[Ads-l] Query from New York Times on "Sounds good."
Arnold M. Zwicky
zwicky at STANFORD.EDU
Fri Dec 9 22:50:58 UTC 2016
> On Dec 9, 2016, at 1:46 PM, Ben Zimmer <bgzimmer at gmail.com> wrote:
>
> Paging Arnold Zwicky... sounds like a case of the Recency Illusion,
> Frequency Illusion, and Adolescent Illusion all wrapped up in one.
>
> http://itre.cis.upenn.edu/myl/languagelog/archives/002407.html
yup.
>
> On Fri, Dec 9, 2016 at 4:36 PM, Cohen, Gerald Leonard <gcohen at mst.edu>
> wrote:
>
>> Dear ads-l colleagues,
>>
>> Would anyone be able to help Jane Karr (New York Times editor) with her
>> query
>> below? Any assistance would be much appreciated.
>>
>> G. Cohen
>>
>>
>>
>>
>> From: Karr, Jane [jakarr at nytimes.com]
>> Sent: Friday, December 09, 2016 2:29 PM
>> To: Cohen, Gerald Leonard
>> Subject: NYT inquiry
>>
>>
>> Professor Cohen,
>> For the magazine I edit, Education Life, I'm wondering if you could shed
>> light on the usage of the phrase "Sounds good."

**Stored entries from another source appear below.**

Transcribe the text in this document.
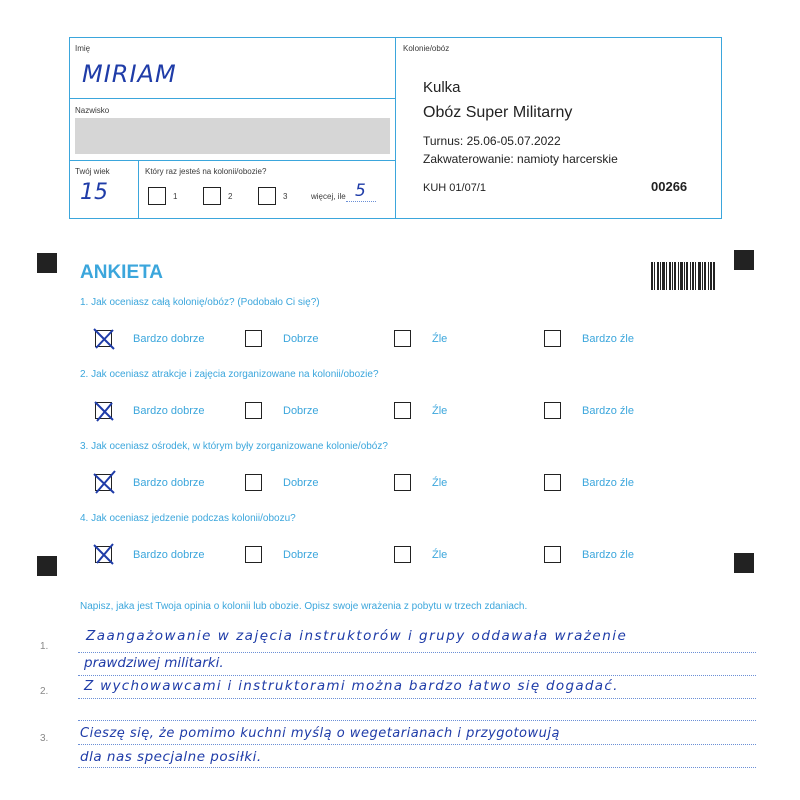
Imię
MIRIAM
Nazwisko
Twój wiek
15
Który raz jesteś na kolonii/obozie?
1	2	3	więcej, ile 5
Kolonie/obóz
Kulka
Obóz Super Militarny
Turnus: 25.06-05.07.2022
Zakwaterowanie: namioty harcerskie
KUH 01/07/1	00266
ANKIETA
1. Jak oceniasz całą kolonię/obóz? (Podobało Ci się?)
Bardzo dobrze	Dobrze	Źle	Bardzo źle
2. Jak oceniasz atrakcje i zajęcia zorganizowane na kolonii/obozie?
Bardzo dobrze	Dobrze	Źle	Bardzo źle
3. Jak oceniasz ośrodek, w którym były zorganizowane kolonie/obóz?
Bardzo dobrze	Dobrze	Źle	Bardzo źle
4. Jak oceniasz jedzenie podczas kolonii/obozu?
Bardzo dobrze	Dobrze	Źle	Bardzo źle
Napisz, jaka jest Twoja opinia o kolonii lub obozie. Opisz swoje wrażenia z pobytu w trzech zdaniach.
1.
2.
3.
Zaangażowanie w zajęcia instruktorów i grupy oddawała wrażenie
prawdziwej militarki.
Z wychowawcami i instruktorami można bardzo łatwo się dogadać.
Cieszę się, że pomimo kuchni myślą o wegetarianach i przygotowują
dla nas specjalne posiłki.
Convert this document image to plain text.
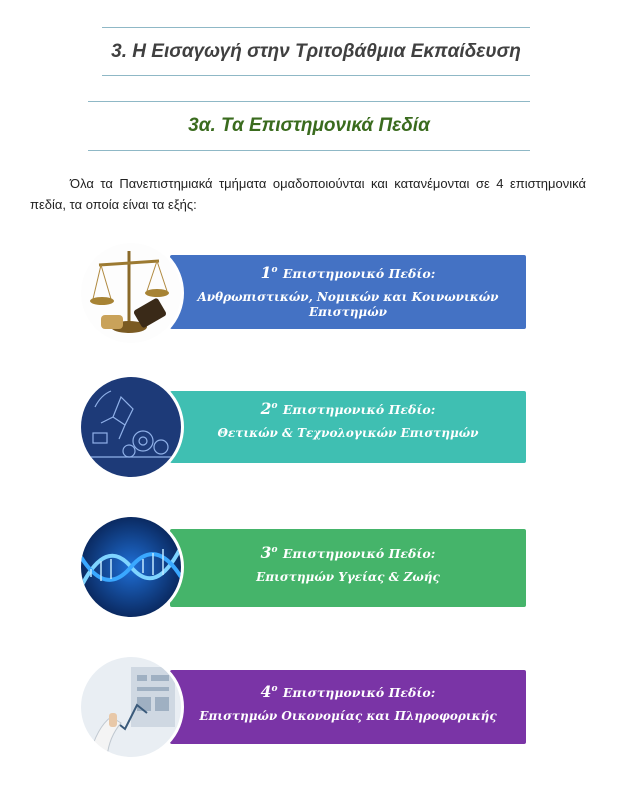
3. Η Εισαγωγή στην Τριτοβάθμια Εκπαίδευση
3α. Τα Επιστημονικά Πεδία

Όλα τα Πανεπιστημιακά τμήματα ομαδοποιούνται και κατανέμονται σε 4 επιστημονικά πεδία, τα οποία είναι τα εξής:

$1^o$ Επιστημονικό Πεδίο:
Ανθρωπιστικών, Νομικών και Κοινωνικών Επιστημών
$2^o$ Επιστημονικό Πεδίο:
Θετικών & Τεχνολογικών Επιστημών
$3^o$ Επιστημονικό Πεδίο:
Επιστημών Υγείας & Ζωής
$4^o$ Επιστημονικό Πεδίο:
Επιστημών Οικονομίας και Πληροφορικής
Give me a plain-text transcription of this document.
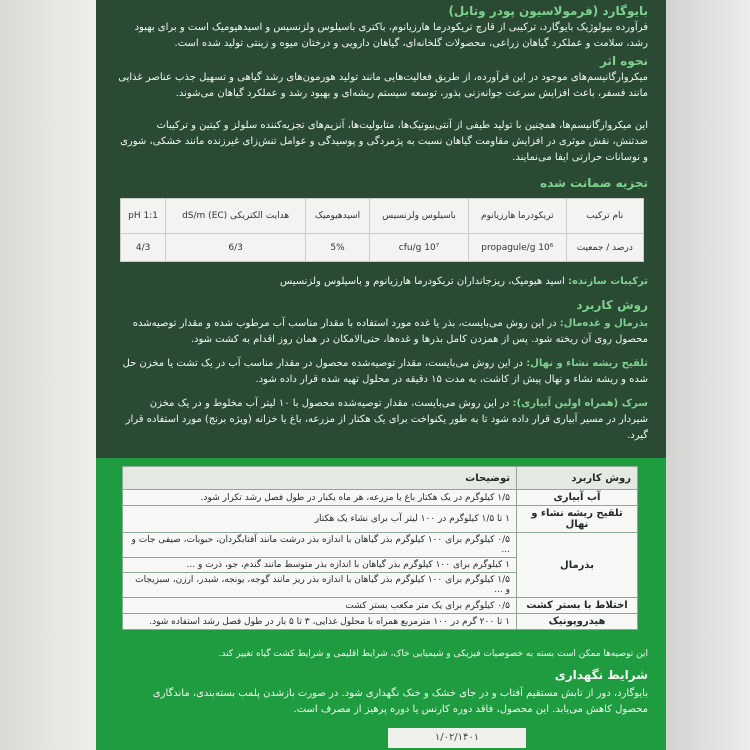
بایوگارد (فرمولاسیون پودر وتابل)
فرآورده بیولوژیک بایوگارد، ترکیبی از قارچ تریکودرما هارزیانوم، باکتری باسیلوس ولزنسیس و اسیدهیومیک است و برای بهبود رشد، سلامت و عملکرد گیاهان زراعی، محصولات گلخانه‌ای، گیاهان دارویی و درختان میوه و زینتی تولید شده است.
نحوه اثر
میکروارگانیسم‌های موجود در این فرآورده، از طریق فعالیت‌هایی مانند تولید هورمون‌های رشد گیاهی و تسهیل جذب عناصر غذایی مانند فسفر، باعث افزایش سرعت جوانه‌زنی بذور، توسعه سیستم ریشه‌ای و بهبود رشد و عملکرد گیاهان می‌شوند.
این میکروارگانیسم‌ها، همچنین با تولید طیفی از آنتی‌بیوتیک‌ها، متابولیت‌ها، آنزیم‌های تجزیه‌کننده سلولز و کیتین و ترکیبات ضدتنش، نقش موثری در افزایش مقاومت گیاهان نسبت به پژمردگی و پوسیدگی و عوامل تنش‌زای غیرزنده مانند خشکی، شوری و نوسانات حرارتی ایفا می‌نمایند.
تجزیه ضمانت شده
نام ترکیب	تریکودرما هارزیانوم	باسیلوس ولزنسیس	اسیدهیومیک	هدایت الکتریکی (EC) dS/m	pH 1:1
درصد / جمعیت	10⁶ propagule/g	10⁷ cfu/g	5%	6/3	4/3
ترکیبات سازنده: اسید هیومیک، ریزجانداران تریکودرما هارزیانوم و باسیلوس ولزنسیس
روش کاربرد
بذرمال و غده‌مال: در این روش می‌بایست، بذر یا غده مورد استفاده با مقدار مناسب آب مرطوب شده و مقدار توصیه‌شده محصول روی آن ریخته شود. پس از همزدن کامل بذرها و غده‌ها، حتی‌الامکان در همان روز اقدام به کشت شود.
تلقیح ریشه نشاء و نهال: در این روش می‌بایست، مقدار توصیه‌شده محصول در مقدار مناسب آب در یک تشت یا مخزن حل شده و ریشه نشاء و نهال پیش از کاشت، به مدت ۱۵ دقیقه در محلول تهیه شده قرار داده شود.
سرک (همراه اولین آبیاری): در این روش می‌بایست، مقدار توصیه‌شده محصول با ۱۰ لیتر آب مخلوط و در یک مخزن شیردار در مسیر آبیاری قرار داده شود تا به طور یکنواخت برای یک هکتار از مزرعه، باغ یا خزانه (ویژه برنج) مورد استفاده قرار گیرد.
روش کاربرد	توضیحات
آب آبیاری	۱/۵ کیلوگرم در یک هکتار باغ یا مزرعه، هر ماه یکبار در طول فصل رشد تکرار شود.
تلقیح ریشه نشاء و نهال	۱ تا ۱/۵ کیلوگرم در ۱۰۰ لیتر آب برای نشاء یک هکتار
بذرمال	۰/۵ کیلوگرم برای ۱۰۰ کیلوگرم بذر گیاهان با اندازه بذر درشت مانند آفتابگردان، حبوبات، صیفی جات و ...
	۱ کیلوگرم برای ۱۰۰ کیلوگرم بذر گیاهان با اندازه بذر متوسط مانند گندم، جو، ذرت و ...
	۱/۵ کیلوگرم برای ۱۰۰ کیلوگرم بذر گیاهان با اندازه بذر ریز مانند گوجه، یونجه، شبدر، ارزن، سبزیجات و ...
اختلاط با بستر کشت	۰/۵ کیلوگرم برای یک متر مکعب بستر کشت
هیدروپونیک	۱ تا ۲۰۰ گرم در ۱۰۰ مترمربع همراه با محلول غذایی، ۳ تا ۵ بار در طول فصل رشد استفاده شود.
این توصیه‌ها ممکن است بسته به خصوصیات فیزیکی و شیمیایی خاک، شرایط اقلیمی و شرایط کشت گیاه تغییر کند.
شرایط نگهداری
بایوگارد، دور از تابش مستقیم آفتاب و در جای خشک و خنک نگهداری شود. در صورت بازشدن پلمب بسته‌بندی، ماندگاری محصول کاهش می‌یابد. این محصول، فاقد دوره کارنس یا دوره پرهیز از مصرف است.
۱/۰۲/۱۴۰۱
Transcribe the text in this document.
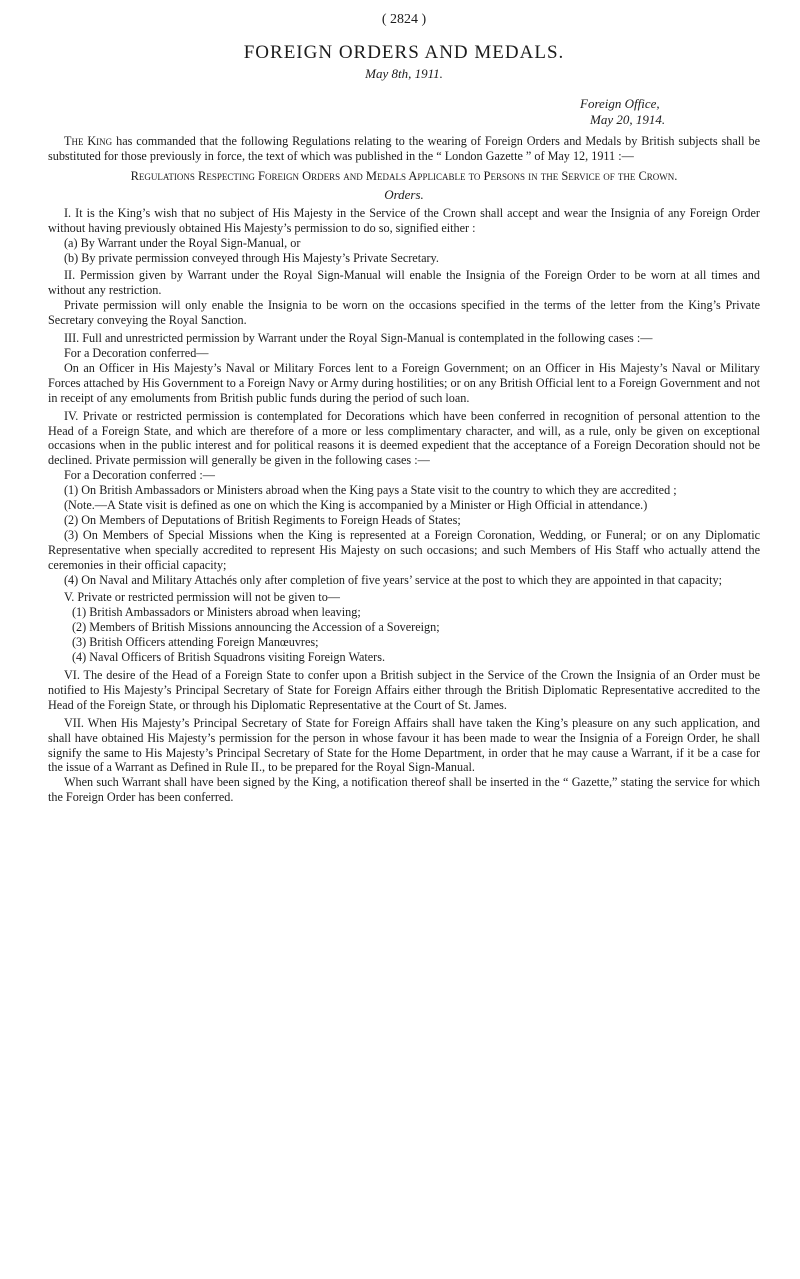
( 2824 )
FOREIGN ORDERS AND MEDALS.
May 8th, 1911.
Foreign Office,
May 20, 1914.

The King has commanded that the following Regulations relating to the wearing of Foreign Orders and Medals by British subjects shall be substituted for those previously in force, the text of which was published in the “ London Gazette ” of May 12, 1911 :—

Regulations Respecting Foreign Orders and Medals Applicable to Persons in the Service of the Crown.
Orders.

I. It is the King’s wish that no subject of His Majesty in the Service of the Crown shall accept and wear the Insignia of any Foreign Order without having previously obtained His Majesty’s permission to do so, signified either :

(a) By Warrant under the Royal Sign-Manual, or
(b) By private permission conveyed through His Majesty’s Private Secretary.

II. Permission given by Warrant under the Royal Sign-Manual will enable the Insignia of the Foreign Order to be worn at all times and without any restriction.

Private permission will only enable the Insignia to be worn on the occasions specified in the terms of the letter from the King’s Private Secretary conveying the Royal Sanction.

III. Full and unrestricted permission by Warrant under the Royal Sign-Manual is contemplated in the following cases :—

For a Decoration conferred—

On an Officer in His Majesty’s Naval or Military Forces lent to a Foreign Government; on an Officer in His Majesty’s Naval or Military Forces attached by His Government to a Foreign Navy or Army during hostilities; or on any British Official lent to a Foreign Government and not in receipt of any emoluments from British public funds during the period of such loan.

IV. Private or restricted permission is contemplated for Decorations which have been conferred in recognition of personal attention to the Head of a Foreign State, and which are therefore of a more or less complimentary character, and will, as a rule, only be given on exceptional occasions when in the public interest and for political reasons it is deemed expedient that the acceptance of a Foreign Decoration should not be declined. Private permission will generally be given in the following cases :—

For a Decoration conferred :—

(1) On British Ambassadors or Ministers abroad when the King pays a State visit to the country to which they are accredited ;

(Note.—A State visit is defined as one on which the King is accompanied by a Minister or High Official in attendance.)

(2) On Members of Deputations of British Regiments to Foreign Heads of States;

(3) On Members of Special Missions when the King is represented at a Foreign Coronation, Wedding, or Funeral; or on any Diplomatic Representative when specially accredited to represent His Majesty on such occasions; and such Members of His Staff who actually attend the ceremonies in their official capacity;

(4) On Naval and Military Attachés only after completion of five years’ service at the post to which they are appointed in that capacity;

V. Private or restricted permission will not be given to—

(1) British Ambassadors or Ministers abroad when leaving;
(2) Members of British Missions announcing the Accession of a Sovereign;
(3) British Officers attending Foreign Manœuvres;
(4) Naval Officers of British Squadrons visiting Foreign Waters.

VI. The desire of the Head of a Foreign State to confer upon a British subject in the Service of the Crown the Insignia of an Order must be notified to His Majesty’s Principal Secretary of State for Foreign Affairs either through the British Diplomatic Representative accredited to the Head of the Foreign State, or through his Diplomatic Representative at the Court of St. James.

VII. When His Majesty’s Principal Secretary of State for Foreign Affairs shall have taken the King’s pleasure on any such application, and shall have obtained His Majesty’s permission for the person in whose favour it has been made to wear the Insignia of a Foreign Order, he shall signify the same to His Majesty’s Principal Secretary of State for the Home Department, in order that he may cause a Warrant, if it be a case for the issue of a Warrant as Defined in Rule II., to be prepared for the Royal Sign-Manual.

When such Warrant shall have been signed by the King, a notification thereof shall be inserted in the “ Gazette,” stating the service for which the Foreign Order has been conferred.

>> I notice it was entered in the Urban Dictionary in 2009, although I've
>> been hearing it from young people more recently in alarming frequency.
>> (They are Midwesterners and college students.)
>> Do you have a sense of when this phrase was popularized and was it on
>> campus?
SOUND (plus other perception verbs, like FEEL, LOOK, TASTE) with adjectival complements goes way back:
It/That sounds wonderful/fantastic/terrible/good/great/awful/... (to me)
Meanwhile, subjects like _it_ are freely omissible in casual speech and have been for a long time:
Sounds wonderful/fantastic/terrible/good/great/awful/... (to me)
Put them together, and you get:
Sounds good! (Let's do it!)
Now, there *might* be a fashion for _Sounds good_ as an alternative to the _Ok_ of agreement. Preferences like that do have their days.
Maybe I'm missing something, but I don't see anything particularly notable here.